Mentre molte aziende italiane vengono travolte dalla crisi e sono spesso costrette a chiudere, quelle cinesi presenti in Italia proliferano.
Uno studio della Cgia di Mestre riporta infatti che le imprese cinesi alla fine dello scorso anno hanno superato la soglia delle 54mila unità, con una crescita rispetto al 2009 dell'8,5%, mentre le imprese italiane sono diminuite dello 0,4%.
E oltre a questo, vi sono aziende italiane guidate da imprenditori cinesi, che stanno crescendo in maniera esponenziale: tra il 2002 e il 2010 la loro presenza nella nostra penisola è cresciuta del 150,7%.

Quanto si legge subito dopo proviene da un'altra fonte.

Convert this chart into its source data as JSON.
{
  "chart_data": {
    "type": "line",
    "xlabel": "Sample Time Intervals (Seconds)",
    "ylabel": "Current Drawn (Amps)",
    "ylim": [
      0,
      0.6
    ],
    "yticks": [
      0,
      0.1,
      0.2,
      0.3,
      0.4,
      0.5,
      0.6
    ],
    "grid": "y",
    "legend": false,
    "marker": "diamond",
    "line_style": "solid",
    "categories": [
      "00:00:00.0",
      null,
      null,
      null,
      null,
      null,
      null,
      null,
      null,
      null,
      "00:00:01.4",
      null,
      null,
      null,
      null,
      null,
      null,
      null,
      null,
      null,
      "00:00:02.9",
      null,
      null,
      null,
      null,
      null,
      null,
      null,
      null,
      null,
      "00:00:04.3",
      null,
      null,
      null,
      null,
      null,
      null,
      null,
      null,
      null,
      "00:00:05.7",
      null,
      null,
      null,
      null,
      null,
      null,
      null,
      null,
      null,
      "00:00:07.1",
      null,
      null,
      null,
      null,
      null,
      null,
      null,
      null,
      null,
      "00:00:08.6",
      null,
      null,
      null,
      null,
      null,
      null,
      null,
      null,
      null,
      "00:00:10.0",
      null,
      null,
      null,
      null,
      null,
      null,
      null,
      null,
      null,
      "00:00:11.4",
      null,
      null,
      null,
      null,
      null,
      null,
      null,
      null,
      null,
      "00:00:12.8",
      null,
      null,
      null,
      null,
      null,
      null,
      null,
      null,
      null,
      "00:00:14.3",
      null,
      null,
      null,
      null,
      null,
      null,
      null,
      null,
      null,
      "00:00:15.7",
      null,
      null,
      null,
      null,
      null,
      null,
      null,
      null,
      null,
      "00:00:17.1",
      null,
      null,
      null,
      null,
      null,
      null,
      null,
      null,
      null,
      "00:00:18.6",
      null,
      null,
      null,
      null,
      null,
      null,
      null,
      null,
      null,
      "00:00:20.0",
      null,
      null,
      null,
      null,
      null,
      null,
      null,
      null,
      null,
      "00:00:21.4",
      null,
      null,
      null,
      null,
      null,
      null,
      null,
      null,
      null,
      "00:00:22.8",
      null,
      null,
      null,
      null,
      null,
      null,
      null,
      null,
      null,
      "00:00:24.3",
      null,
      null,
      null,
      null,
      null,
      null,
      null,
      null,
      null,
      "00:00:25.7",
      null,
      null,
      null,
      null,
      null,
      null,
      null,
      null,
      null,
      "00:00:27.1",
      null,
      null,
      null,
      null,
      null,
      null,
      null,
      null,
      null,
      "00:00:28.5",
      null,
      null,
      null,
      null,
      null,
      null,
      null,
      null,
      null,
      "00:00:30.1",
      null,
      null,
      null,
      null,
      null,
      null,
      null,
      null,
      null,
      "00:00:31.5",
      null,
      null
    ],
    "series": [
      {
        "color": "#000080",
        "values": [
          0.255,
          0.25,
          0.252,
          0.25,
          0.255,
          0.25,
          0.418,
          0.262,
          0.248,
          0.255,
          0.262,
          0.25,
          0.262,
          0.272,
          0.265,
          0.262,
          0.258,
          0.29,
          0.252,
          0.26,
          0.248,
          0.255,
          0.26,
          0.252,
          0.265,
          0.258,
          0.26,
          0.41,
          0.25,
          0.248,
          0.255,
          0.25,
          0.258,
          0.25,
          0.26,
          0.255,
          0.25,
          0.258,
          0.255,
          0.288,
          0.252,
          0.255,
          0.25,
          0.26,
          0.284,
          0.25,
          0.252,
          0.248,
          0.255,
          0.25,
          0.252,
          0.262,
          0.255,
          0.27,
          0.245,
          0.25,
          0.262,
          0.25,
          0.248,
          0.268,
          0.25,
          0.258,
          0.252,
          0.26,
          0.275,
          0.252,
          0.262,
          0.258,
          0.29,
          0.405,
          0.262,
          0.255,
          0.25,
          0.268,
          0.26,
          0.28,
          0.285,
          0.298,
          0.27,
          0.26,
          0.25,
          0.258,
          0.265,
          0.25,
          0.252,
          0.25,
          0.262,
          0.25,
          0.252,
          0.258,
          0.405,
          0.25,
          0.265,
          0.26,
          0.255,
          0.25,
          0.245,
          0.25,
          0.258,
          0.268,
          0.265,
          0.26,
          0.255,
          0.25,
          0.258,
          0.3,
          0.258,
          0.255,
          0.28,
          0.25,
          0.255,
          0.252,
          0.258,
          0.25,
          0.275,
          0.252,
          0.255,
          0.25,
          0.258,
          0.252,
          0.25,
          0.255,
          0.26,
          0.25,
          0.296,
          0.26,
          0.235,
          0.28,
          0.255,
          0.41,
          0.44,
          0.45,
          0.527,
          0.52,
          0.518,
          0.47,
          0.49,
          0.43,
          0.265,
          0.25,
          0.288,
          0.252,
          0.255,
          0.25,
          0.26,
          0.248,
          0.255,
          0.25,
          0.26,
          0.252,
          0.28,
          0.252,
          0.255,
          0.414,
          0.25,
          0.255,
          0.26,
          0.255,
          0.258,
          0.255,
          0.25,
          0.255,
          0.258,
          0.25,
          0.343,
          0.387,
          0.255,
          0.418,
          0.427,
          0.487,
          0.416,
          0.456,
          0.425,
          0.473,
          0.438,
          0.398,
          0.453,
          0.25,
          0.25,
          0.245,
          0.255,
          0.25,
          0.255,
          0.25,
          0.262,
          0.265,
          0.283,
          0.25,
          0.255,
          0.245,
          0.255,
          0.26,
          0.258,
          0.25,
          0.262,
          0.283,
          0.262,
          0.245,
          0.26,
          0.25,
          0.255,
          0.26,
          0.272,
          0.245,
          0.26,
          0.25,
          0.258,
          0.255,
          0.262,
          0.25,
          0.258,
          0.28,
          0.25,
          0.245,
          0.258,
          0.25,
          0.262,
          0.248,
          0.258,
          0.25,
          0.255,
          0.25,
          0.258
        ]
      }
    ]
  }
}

Una presenza ed una crescita che creano diversi problemi alla filiera delle nostre aziende, in virtù soprattutto di una concorrenza sleale, poiché le attività cinesi spesso non rispettano obblighi fiscali e contributivi e le norme relative alla sicurezza e ai diritti dei lavoratori. Anche perché molte di queste imprese risultano totalmente sconosciute al fisco. Non che comunque alcune aziende italiane da questo punto di vista siano cristalline...
Il problema incide, tra l'altro, in particolar modo al Nord, dato che il maggior numero di imprenditori cinesi si trova in Lombardia (10.998), Toscana (10.503) e Veneto (6.343).
Più di un anno fa era stata approvata una legge per la protezione dei prodotti "made in Italy", ma osservando questi dati forse sarebbe il caso di pensare a provvedimenti per salvaguardare le aziende italiane: magari intensificando i controlli, o facendo delle verifiche incrociate. O, una volta scoperte, sanzionando pesantemente non solo le aziende cinesi non regolari, ma anche i loro committenti italiani, che ben conoscono la situazione e ne traggono pure loro enormi vantaggi.